“By the time you swear you’re his, shivering and sighing, and he vows his passion is infinite, undying – Lady, make note of this: One of you is lying.” (Dorothy Parker).
Men get the bum rap when it comes to commitment. The media has turned their relationship phobic tendencies into a running joke, where men will all but spontaneously combust if a woman mentions that dreaded C word. Our data from Queendom for the Fear of Relationship Commitment Test will beg to differ, however – at least slightly.
Our study reveals that most people seem to be reasonably ready to commit to a relationship, with perhaps some slight misgivings. Common commitment issues found in our study were a fear of getting hurt and wanting to keep one’s options open, while common personal issues included a fear of not living up to a partner’s expectations, difficulty trusting a partner, and fear that a partner will leave for someone better. When comparing men and women however, men were actually slightly more likely to be ready to commit (score of 70 vs. 68, on a scale from 0 to 100). The slight gap, it seems, relates to women’s tendency to have more personal issues holding them back.
Interestingly, when adding age to the mix, our data reveals that age is not a determinant when it came to willingness to commit for men. Women show a clear pattern, with willingness to commit increasing with age – but when we looked at the data for men, it was scattered at best. There was no clear pattern.
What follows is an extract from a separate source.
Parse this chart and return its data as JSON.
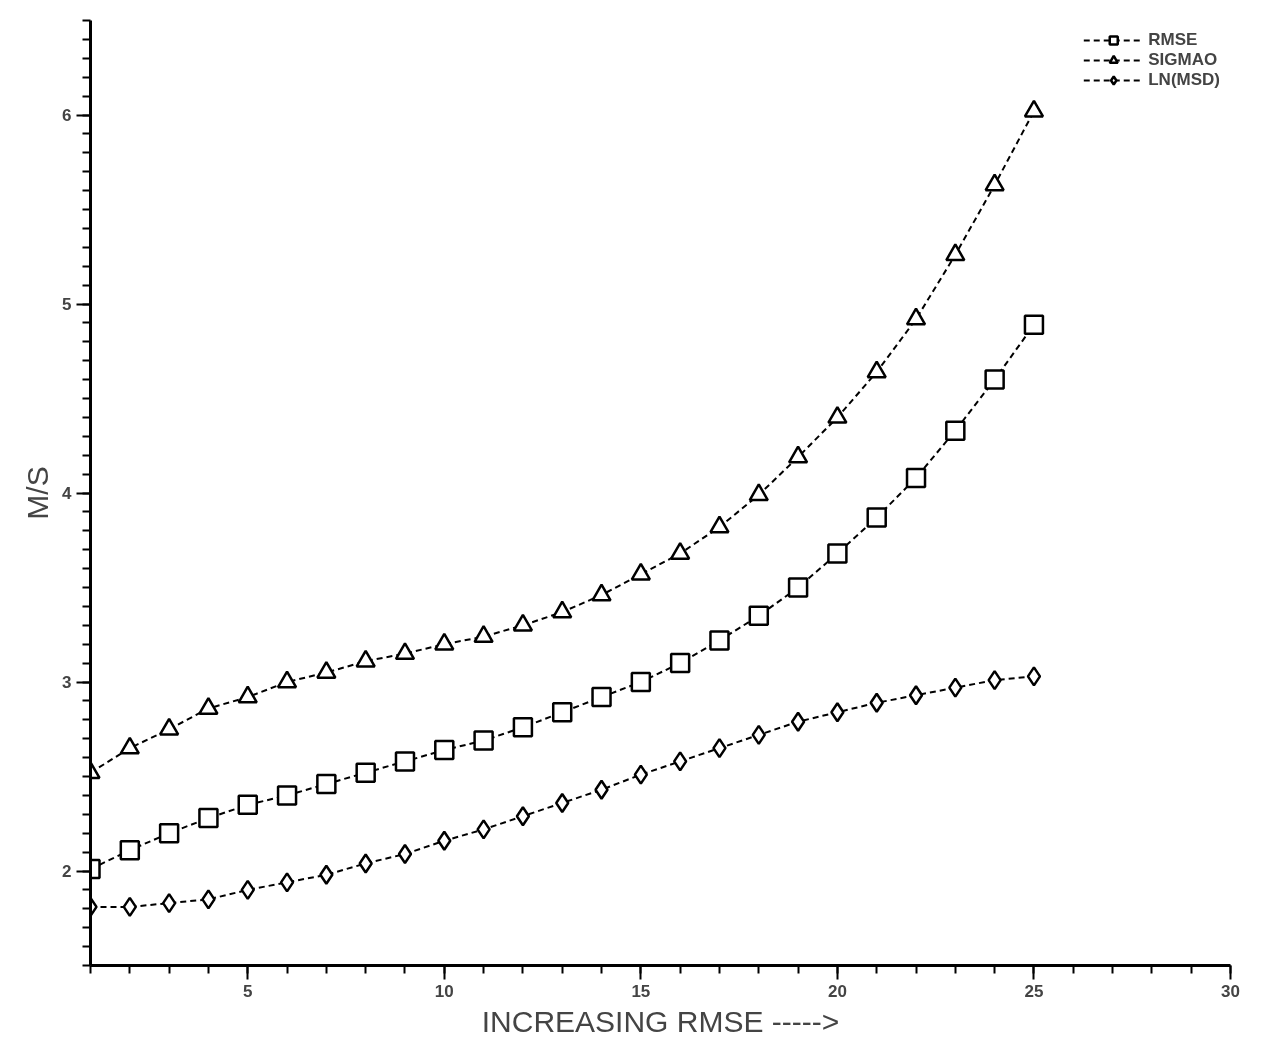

Willingness to commit also, although not surprisingly, had an impact on relationship satisfaction. Our study results show that those who are not satisfied with their relationship score lowest on devotion to their partner (score of 62 vs. 80 for the satisfied group), were less likely to view their relationship as stable and long-term (score of 58 vs. 82 for the satisfied group), and more likely to have commitment issues (score of 41 vs. 22 for the satisfied group) and personal issues (score of 57 vs. 40 for the satisfied group) holding them back. Those who are single also followed the same pattern.
Hesitation isn’t necessarily a bad thing. Commitment is a major step that can’t be taken without forethought, and our data shows this. In fact, one third of our test-taking population is fearful that with the current divorce rate, they’ll be adding to those statistics if they take that commitment plunge. Here’s my caveat though: if there are personal issues involved, like fear, distrust, and low self-esteem, it’s more likely that a person would be hesitant, and this is when we recommend seeking professional help. Personally, I never saw Runaway Bride with Julia Roberts, but I can assume there were some issues there that she needed to work through.
Some precaution and personal reflection must be undertaken before making a commitment to someone until “death do you part.” When your heart and mind are fully committed to something, whether it’s a relationship, career choice, or anything else, wonderful things happen.
Here are a few other interesting tidbits from our study. Thankfully, on a more positive and happy note:
- 34% said that they wouldn’t change anything about their partner.
- 78% accept that they will occasionally have to sacrifice their own needs/dreams when in a committed relationship.
- 83% look forward to seeing what the future holds for them and their partner.
- 89% said that they are willing to do everything they can to support their partner.
- 89% said that making sure their partner is happy is of primary importance.